The real bummer here though is, naturally, the record’s big hit: “Never Ever,” a vapid Disney-pop reinvention of the Philly soul milestone “If You Don’t Know Me by Now” that makes a vivid, complex, fully rounded artist sound like a tittering 13-year-old. If you’re picking one thing here to saturate radio airwaves, far better it be “Tell Me What Your Name Is,” an exultant Dr. Luke concoction with an appropriately strong Kelly Clarkson vibe and an anthemic young-lust rush that insults neither its singer, nor the singer’s target, nor you. Ending the record immediately thereafter with the shell-shocked hangover lament, “I Don’t Remember,” is a nice touch.
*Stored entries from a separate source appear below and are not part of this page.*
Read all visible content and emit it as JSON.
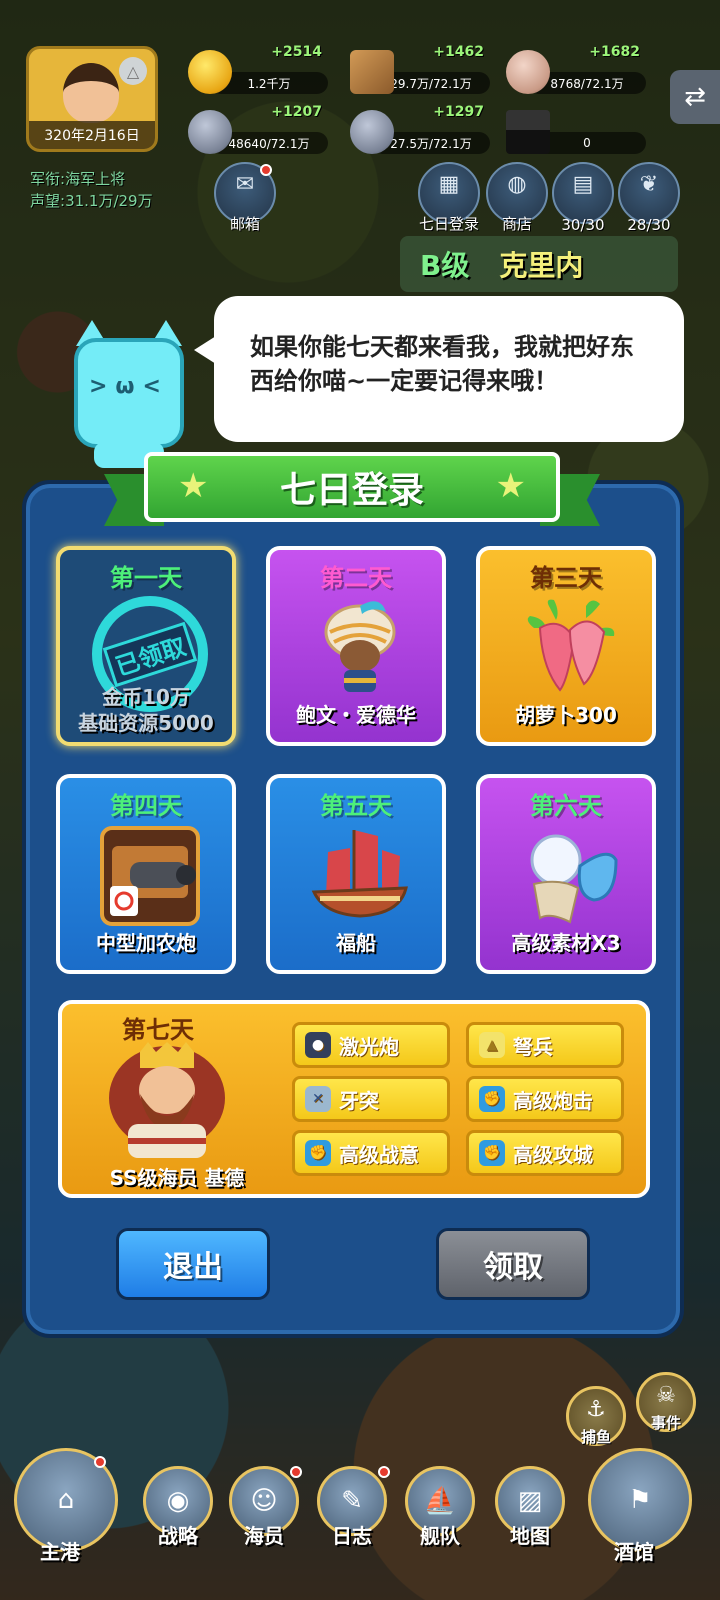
{
  "player": {
    "date": "320年2月16日",
    "rank_label": "军衔:",
    "rank_value": "海军上将",
    "fame_label": "声望:",
    "fame_value": "31.1万/29万"
  },
  "resources": [
    {
      "gain": "+2514",
      "amount": "1.2千万"
    },
    {
      "gain": "+1462",
      "amount": "29.7万/72.1万"
    },
    {
      "gain": "+1682",
      "amount": "8768/72.1万"
    },
    {
      "gain": "+1207",
      "amount": "48640/72.1万"
    },
    {
      "gain": "+1297",
      "amount": "27.5万/72.1万"
    },
    {
      "gain": "",
      "amount": "0"
    }
  ],
  "hud_icons": [
    {
      "label": "邮箱",
      "icon": "mail-icon",
      "glyph": "✉"
    },
    {
      "label": "七日登录",
      "icon": "calendar-icon",
      "glyph": "▦"
    },
    {
      "label": "商店",
      "icon": "bag-icon",
      "glyph": "◍"
    },
    {
      "label": "30/30",
      "icon": "book-icon",
      "glyph": "▤"
    },
    {
      "label": "28/30",
      "icon": "scroll-icon",
      "glyph": "❦"
    }
  ],
  "bg_banner": {
    "grade": "B级",
    "name": "克里内"
  },
  "speech": "如果你能七天都来看我，我就把好东西给你喵~一定要记得来哦！",
  "dialog": {
    "title": "七日登录",
    "days": [
      {
        "title": "第一天",
        "name": "金币10万\n基础资源5000",
        "stamp": "已领取"
      },
      {
        "title": "第二天",
        "name": "鲍文・爱德华"
      },
      {
        "title": "第三天",
        "name": "胡萝卜300"
      },
      {
        "title": "第四天",
        "name": "中型加农炮"
      },
      {
        "title": "第五天",
        "name": "福船"
      },
      {
        "title": "第六天",
        "name": "高级素材X3"
      }
    ],
    "day7": {
      "title": "第七天",
      "name": "SS级海员 基德",
      "rewards": [
        "激光炮",
        "弩兵",
        "牙突",
        "高级炮击",
        "高级战意",
        "高级攻城"
      ]
    },
    "exit_label": "退出",
    "claim_label": "领取"
  },
  "side_buttons": [
    {
      "label": "捕鱼",
      "icon": "fishing-icon"
    },
    {
      "label": "事件",
      "icon": "event-icon"
    }
  ],
  "nav": [
    {
      "label": "主港",
      "icon": "harbor-icon"
    },
    {
      "label": "战略",
      "icon": "globe-icon"
    },
    {
      "label": "海员",
      "icon": "crew-icon"
    },
    {
      "label": "日志",
      "icon": "log-icon"
    },
    {
      "label": "舰队",
      "icon": "fleet-icon"
    },
    {
      "label": "地图",
      "icon": "map-icon"
    },
    {
      "label": "酒馆",
      "icon": "tavern-icon"
    }
  ],
  "colors": {
    "panel": "#1c4f8b",
    "ribbon": "#32a532",
    "claimed_ring": "#2ed9da",
    "gold_card": "#f4b020"
  }
}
Chrisette Michele aims to forget, too, but hasn’t managed yet. Epiphany‘s slow-burning, chest-pounding centerpiece, “Blame It on Me,” is a gloriously oversung kiss-off ballad, wherein she howls, “I ain’t cryin’ no more” through nearly audible tears, and tries like hell to scale the five-star/10-hankie hysterical-weeping heights last conquered by Jennifer Hudson’s version of “And I Am Telling You I’m Not Going.” That she doesn’t make it only exacerbates the pathos—this is primo baby-shaking music. Her vivacious throwback of a voice is a weapon best deployed sparingly: The simple, devastatingly delicate way she sings the titular chorus of “On My Own” accomplishes what a showy torrent of whoa-oh-oh flourishes elsewhere cannot. She’s better off imitating singers from this century, anyway—her ever-so-slightly deranged Cee-Lo impression on “Fragile” hits harder than her far more frequent evocations of Miss Billie, Miss Ella, and so forth.
Near Epiphany‘s end comes “Porcelain Doll,” which admonishes a condescending lover for treating her like a clueless, fragile plaything. Preceded by so many bruising breakup laments, it comes off a little delusional—and Michele is in full lookit-how-jazzy-I-am flower, overselling like a bright-eyed American Idol hopeful—but the point stands. When they cut through the schizophrenically calculated poses, the multiple big-shot producers, the clown car of yawning guest stars, and the misguided signifiers (from “retro” to “crunk&b”), both records have tremendously rousing and assertive moments: vibrant new jams for low-riders and supper clubs, respectively; distinct talent in no particular need of a second opinion; ability to dare to be anything—even stupid.